Про Колю она, конечно, сказала ради отвода глаз – знала, что муж поддержит любое ее решение. Он был единственным, кроме нее самой, кто знал правду, и поймет, как бы она ни поступила.
Ему она рассказала тоже не сразу, где-то спустя год после маминой смерти, и то лишь потому что не было сил носить в себе эту круговерть эмоций. Алёна заметно сдала в то время, похудела, осунулась, все списывали это на усталость и горе. В конце концов, именно она смотрела маму последние месяцы, настояв на том, чтобы забрать Алесю к себе: у них квартира, отопление, горячая вода, телефон, в конце концов – «скорую» в последние недели вызывали почти каждую ночь. Коле за одно это нужно быть до конца жизни благодарной, до самого маминого конца он во всем помогал, не говоря уже о том, что было после…
А ведь она еще в свое время сомневалась, выходить ли за него… Если бы не Саша с матерью, глядишь, и отказалась бы, дура.

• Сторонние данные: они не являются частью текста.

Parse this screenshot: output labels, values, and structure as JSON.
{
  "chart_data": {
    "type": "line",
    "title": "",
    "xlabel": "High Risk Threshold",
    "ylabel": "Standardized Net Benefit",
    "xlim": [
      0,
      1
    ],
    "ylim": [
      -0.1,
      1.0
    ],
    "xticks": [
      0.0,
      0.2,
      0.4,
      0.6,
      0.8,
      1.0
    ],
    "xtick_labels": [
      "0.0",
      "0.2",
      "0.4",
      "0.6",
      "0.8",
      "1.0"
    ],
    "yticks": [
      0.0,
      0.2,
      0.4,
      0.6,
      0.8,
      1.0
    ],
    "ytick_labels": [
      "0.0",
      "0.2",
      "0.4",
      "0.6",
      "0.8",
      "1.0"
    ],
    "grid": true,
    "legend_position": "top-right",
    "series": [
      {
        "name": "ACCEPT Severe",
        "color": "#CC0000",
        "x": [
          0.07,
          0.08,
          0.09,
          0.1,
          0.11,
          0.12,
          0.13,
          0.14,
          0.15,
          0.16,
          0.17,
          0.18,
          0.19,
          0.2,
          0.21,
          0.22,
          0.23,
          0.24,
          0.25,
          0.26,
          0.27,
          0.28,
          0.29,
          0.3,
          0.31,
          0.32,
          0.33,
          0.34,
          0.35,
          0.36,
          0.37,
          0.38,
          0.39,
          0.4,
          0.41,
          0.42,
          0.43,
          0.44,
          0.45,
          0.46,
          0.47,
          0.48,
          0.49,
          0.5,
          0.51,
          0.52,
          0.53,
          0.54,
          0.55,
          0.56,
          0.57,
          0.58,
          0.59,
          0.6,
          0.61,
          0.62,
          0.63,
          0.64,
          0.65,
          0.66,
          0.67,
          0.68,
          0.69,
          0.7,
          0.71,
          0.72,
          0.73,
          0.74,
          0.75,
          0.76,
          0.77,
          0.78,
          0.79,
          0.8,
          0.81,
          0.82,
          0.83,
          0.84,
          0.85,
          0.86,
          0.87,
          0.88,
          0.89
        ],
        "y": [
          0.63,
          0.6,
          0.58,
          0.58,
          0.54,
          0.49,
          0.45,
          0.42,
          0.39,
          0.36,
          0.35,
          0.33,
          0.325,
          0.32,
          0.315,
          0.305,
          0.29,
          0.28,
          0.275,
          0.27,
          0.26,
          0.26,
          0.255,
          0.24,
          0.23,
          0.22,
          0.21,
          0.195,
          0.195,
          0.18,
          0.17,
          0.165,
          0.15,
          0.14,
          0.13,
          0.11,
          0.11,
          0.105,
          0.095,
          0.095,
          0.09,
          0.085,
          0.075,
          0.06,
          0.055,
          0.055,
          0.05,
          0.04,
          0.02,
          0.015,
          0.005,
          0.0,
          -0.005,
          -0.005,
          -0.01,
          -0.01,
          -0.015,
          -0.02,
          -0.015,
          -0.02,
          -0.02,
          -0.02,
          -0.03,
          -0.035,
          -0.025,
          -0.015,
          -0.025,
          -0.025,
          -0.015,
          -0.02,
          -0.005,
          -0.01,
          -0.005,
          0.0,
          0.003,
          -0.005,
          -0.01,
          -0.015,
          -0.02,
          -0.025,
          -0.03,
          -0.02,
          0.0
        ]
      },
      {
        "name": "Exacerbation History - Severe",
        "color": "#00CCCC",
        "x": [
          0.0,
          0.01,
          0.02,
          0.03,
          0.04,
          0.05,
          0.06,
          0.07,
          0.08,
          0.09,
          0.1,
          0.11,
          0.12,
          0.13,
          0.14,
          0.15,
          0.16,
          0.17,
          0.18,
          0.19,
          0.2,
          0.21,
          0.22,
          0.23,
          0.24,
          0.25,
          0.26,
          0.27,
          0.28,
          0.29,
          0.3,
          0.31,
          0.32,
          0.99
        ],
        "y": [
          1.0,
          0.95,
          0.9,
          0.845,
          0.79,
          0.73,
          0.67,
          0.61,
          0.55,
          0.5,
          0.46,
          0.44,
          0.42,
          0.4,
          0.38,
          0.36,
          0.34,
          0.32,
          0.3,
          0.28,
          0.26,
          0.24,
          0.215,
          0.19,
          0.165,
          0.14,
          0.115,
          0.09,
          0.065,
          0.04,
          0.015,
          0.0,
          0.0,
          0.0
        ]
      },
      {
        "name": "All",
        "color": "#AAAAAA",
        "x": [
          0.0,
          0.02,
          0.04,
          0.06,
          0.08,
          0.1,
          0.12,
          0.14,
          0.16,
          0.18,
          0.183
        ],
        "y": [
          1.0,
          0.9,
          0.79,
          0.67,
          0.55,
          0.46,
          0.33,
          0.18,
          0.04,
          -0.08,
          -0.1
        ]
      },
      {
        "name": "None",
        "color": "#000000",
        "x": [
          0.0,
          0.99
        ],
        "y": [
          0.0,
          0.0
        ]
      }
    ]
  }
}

Вообще дурой по жизни Алёна, конечно, не была – наоборот, примером для младших, и не только своих, сестры и братьев, но и соседских детей, да и в школе ее хвалили практически на каждой линейке, в конце года неизменно вручали грамоту и благодарственные письма родителям. План поступления в медицинский был еще с папой обговорен и утвержден, Алёна мечтала стать врачом, наверное, с самого детства. Поступила, слава Богу, сразу же, в первый год. Учиться было интересно, хоть и не очень-то легко: с первого курса Алена устроилась подрабатывать в больницу, сначала нянечкой, потом сестринские обязанности. После папиной гибели, а она была тогда на втором курсе, Алёна заикнулась было маме о том, что, может, лучше ей пока оставить учебу и перейти работать на полную ставку, всё будет легче с деньгами, но мама твердо покачала головой: коней на переправе не меняют, все как при папе, остаётся в силе. Но каждые выходные, если получалось по сменам в больнице, она рвалась домой, хоть чуть-чуть маму разгрузить, помочь и с младшими, и в огороде, и по хозяйству. Только на последнем курсе, когда уже познакомилась с Мишей, стала реже приезжать, но мама понимала и не обижалась. И свадьбу, хоть и скромную, справила ей как положено, и с фатой, и стол, все не хуже, чем у людей. Когда Сережка родился – Алена только-только заканчивала интернатуру тогда, мама его практически вырастила, забирала постоянно к себе, как только она перестала кормить грудью. Ну, а уж потом и говорить нечего… Миша умер, когда сыну исполнилось семь лет, через месяц после того, как они вместе отвели Сережку в первый класс. Сердце. Сама Алена, врач, ничего не смогла – не успела сделать…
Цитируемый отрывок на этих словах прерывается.